Farewell Manor … no longer part of the nuns’ vast estates (Photograph: Patrick Comerford, 2016)

In August 1527, the Chapter of Lichfield was granted all the possessions of Farewell Priory, including the house and church, which were assigned to the 12 choristers of Lichfield Cathedral.

By the 18th century, the Parish Church of Saint Bartholomew seems to have been the only surviving part of the priory buildings. This church was rebuilt in brick in 1745, and the only mediaeval portion now surviving is the stone chancel at the east end. There was further restoration in 1848 when the church was re-roofed.

Saint Bartholomew’s Church is now a mixture of two different building styles and materials. The church is a Grade II* listed building for its surviving mediaeval fabric and fittings.

The square, plain topped west tower now serves as a vestry, with kitchen and storage space, but the bells are no longer used. The churchyard is well maintained and is bordered by brick walls and some hedging.

Farewell itself is small, and covers only 1,049 acres. A mile further on is the small village of Chorley, so the church in Farewell is not the focal point of village life. Today Farewell and Chorley form a civil parish, but the parish council is a joint one with Curborough and Elmhurst, all within Lichfield District.
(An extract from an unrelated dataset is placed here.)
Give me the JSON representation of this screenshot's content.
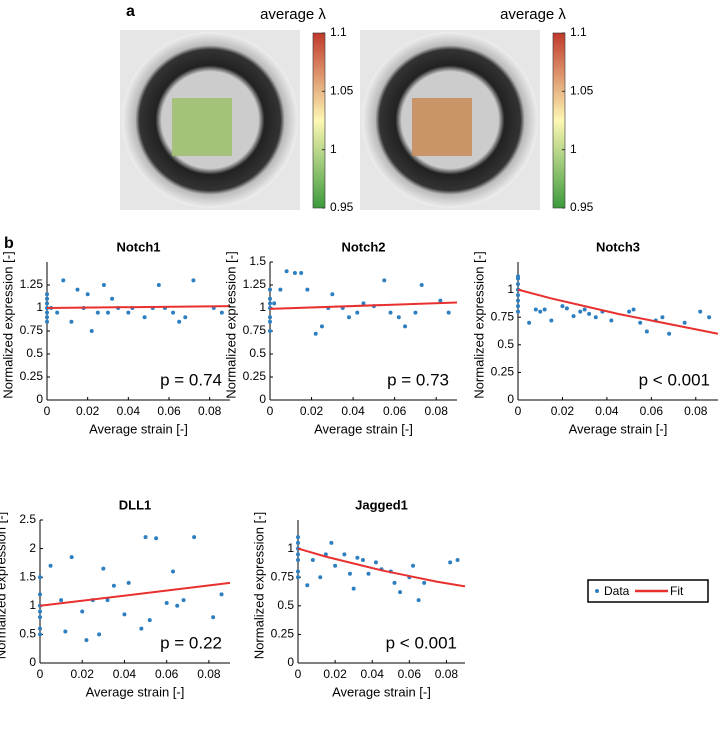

I could have spent all the morning here. But I made my way back to the Hedgehog and Lichfield along this mediaeval pilgrim route. I had a train to catch for the opening of the annual residential conference of the Anglican Mission agency, USPG, which I am taking part in this week at the Hayes Conference Centre in Swanwick, Derbyshire.

Saint Bartholomew’s Church and tower … now a Grade II* listed building because of its mediaeval fabric and fittings (Photograph: Patrick Comerford, 2016)

1 comment:

Bogwoppit said...

It's interesting that both the "final" churches on the pilgrimage routes to the shrine of St Chad were sites of ancient springs. From the north, you found "Our Lady's Well" - the Fair Well, corrupted into Farewell. Coming from the south and east, along Watling Street, pilgrims would have stopped at the small church, formerly a priory, at Hints.
Both churches were rededicated to St Bartholomew after the Reformation. I wonder why? Both were extensively rebuilt.